The first work i had to use vi and screen on a terminal, it were in 90s . I was used to dos editors ( edit, turbo C ... ) and windows . It was a pain. copy and paste at first was a nightmare. Copy from one file to another ,with named register and # was an hell ( it was vi not vim so only 2 files a time ,the actual edited and the prior ones ). I hated that place, that work, those tool for a while . I got so used to vi, to modify columns with regular expression or macro that now, more than 30 years after , vi/vim is the first thing I install on a PC and when i have to modify a file, or to do something complex, the first and last resort for doing it without python or perl, is always vi . But the beginning at 25 years old was very hard because it was a kind of editing even at those time completely out of my usual way to work . Now it is the only editor that i open and use without thinking . VSCode is great, tons of features, but when i see all those menu, if i can, i use vi . I would add a point. for a while i went behind vim features, try to learn them and use them but they are too many and i often work on different machine so i can not move my setup everywhere.
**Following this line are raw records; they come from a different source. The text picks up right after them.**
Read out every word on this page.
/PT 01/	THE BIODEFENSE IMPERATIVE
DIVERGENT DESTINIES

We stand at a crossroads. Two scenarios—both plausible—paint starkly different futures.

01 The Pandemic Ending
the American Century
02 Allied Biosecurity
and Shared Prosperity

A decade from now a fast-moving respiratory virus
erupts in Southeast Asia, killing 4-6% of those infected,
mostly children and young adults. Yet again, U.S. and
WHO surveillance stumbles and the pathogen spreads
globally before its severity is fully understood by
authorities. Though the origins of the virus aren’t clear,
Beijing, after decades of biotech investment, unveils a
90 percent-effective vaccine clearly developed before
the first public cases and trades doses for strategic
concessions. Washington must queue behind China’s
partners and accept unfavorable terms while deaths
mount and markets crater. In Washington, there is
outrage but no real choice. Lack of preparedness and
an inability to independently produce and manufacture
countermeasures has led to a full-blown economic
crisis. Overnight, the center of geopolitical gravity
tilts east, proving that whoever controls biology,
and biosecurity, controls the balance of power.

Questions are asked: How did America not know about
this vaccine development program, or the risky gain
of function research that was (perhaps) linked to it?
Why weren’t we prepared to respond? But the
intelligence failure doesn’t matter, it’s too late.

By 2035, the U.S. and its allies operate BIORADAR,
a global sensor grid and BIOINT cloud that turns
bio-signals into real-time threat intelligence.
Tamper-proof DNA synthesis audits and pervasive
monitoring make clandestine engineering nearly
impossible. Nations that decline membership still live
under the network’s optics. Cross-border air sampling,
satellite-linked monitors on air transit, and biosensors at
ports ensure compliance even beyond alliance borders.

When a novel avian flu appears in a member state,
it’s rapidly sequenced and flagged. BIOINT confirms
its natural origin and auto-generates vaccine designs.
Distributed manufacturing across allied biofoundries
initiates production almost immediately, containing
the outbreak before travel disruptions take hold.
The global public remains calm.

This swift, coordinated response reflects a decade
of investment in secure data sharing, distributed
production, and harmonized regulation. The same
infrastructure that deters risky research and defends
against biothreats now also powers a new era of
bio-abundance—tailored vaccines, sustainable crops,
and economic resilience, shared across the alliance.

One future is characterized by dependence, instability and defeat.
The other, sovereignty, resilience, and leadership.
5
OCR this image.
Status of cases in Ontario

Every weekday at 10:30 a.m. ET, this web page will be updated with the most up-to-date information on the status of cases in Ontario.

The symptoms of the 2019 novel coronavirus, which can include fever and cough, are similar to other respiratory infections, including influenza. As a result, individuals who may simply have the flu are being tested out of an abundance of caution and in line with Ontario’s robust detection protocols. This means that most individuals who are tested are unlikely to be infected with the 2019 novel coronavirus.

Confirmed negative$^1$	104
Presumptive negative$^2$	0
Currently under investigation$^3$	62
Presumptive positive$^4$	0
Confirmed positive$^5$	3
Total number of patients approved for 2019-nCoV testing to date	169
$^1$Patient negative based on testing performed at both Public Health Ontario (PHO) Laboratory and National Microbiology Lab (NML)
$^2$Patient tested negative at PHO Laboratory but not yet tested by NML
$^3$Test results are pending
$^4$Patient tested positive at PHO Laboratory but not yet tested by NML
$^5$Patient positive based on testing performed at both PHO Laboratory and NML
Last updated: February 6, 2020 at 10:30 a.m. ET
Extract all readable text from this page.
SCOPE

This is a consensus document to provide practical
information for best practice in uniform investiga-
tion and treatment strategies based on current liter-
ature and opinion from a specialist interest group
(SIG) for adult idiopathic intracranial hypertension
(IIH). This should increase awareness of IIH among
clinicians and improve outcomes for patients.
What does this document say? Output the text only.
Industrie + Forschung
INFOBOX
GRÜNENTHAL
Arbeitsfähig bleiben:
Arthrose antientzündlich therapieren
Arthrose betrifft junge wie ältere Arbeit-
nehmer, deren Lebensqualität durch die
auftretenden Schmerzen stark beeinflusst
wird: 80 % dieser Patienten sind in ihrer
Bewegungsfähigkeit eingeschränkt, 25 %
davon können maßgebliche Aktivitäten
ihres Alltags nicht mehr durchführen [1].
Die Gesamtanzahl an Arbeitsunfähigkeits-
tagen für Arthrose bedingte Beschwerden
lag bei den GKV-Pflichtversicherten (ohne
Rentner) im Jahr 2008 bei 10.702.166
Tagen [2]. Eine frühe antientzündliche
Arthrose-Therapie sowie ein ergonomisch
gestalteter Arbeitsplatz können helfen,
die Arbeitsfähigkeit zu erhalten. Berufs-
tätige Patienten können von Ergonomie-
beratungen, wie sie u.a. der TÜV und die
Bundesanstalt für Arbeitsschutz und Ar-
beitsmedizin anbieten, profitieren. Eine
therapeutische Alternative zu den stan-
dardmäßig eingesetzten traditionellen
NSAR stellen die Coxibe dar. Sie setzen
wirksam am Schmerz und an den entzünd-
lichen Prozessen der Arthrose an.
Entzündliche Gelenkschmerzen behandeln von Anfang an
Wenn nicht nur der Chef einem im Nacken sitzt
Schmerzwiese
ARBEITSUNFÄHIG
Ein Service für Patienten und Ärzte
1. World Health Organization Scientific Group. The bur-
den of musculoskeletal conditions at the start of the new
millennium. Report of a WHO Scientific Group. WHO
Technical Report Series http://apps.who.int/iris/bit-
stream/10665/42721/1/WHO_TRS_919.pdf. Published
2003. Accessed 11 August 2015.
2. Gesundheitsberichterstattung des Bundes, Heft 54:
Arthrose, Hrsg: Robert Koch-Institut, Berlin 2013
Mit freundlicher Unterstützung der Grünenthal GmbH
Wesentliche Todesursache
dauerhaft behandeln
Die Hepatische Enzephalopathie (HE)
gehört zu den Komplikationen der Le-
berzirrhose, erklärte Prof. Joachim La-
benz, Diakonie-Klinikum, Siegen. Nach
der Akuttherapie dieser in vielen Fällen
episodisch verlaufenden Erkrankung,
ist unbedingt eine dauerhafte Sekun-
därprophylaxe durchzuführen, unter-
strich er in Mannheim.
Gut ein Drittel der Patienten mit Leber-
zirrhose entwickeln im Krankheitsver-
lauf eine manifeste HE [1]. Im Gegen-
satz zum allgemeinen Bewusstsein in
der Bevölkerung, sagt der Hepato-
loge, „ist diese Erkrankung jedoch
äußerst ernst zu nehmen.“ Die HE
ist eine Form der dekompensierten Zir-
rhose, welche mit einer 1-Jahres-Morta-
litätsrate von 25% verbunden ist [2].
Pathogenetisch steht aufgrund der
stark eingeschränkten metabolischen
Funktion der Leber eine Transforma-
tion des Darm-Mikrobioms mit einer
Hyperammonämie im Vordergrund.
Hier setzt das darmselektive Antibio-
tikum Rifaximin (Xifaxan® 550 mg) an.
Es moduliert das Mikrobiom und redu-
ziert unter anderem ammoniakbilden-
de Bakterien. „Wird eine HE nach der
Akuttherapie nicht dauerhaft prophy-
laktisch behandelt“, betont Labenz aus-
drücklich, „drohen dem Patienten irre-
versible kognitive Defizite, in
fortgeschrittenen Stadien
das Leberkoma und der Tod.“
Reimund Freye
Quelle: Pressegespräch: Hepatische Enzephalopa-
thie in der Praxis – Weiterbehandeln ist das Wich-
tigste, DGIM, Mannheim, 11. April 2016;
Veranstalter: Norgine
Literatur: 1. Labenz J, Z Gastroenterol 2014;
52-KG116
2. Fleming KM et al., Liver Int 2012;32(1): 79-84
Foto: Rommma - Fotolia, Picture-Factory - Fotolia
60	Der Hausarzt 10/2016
Learning the "old vi way" of doing things (motion, regexp,registers, macros ) can seem "limiting", but at the end you can do quite everything with the same tool .

I actually learned VI using DOS and the Watcom C/C++ compiler and 32 bit dos extender, as it included a vi clone.

Maybe it should be included in the list. It can still be downloaded from the openwatcom project, https://openwatcom.org/ftp/manuals/1.5/vi.pdf

This should definitely be included! Never heard of it before.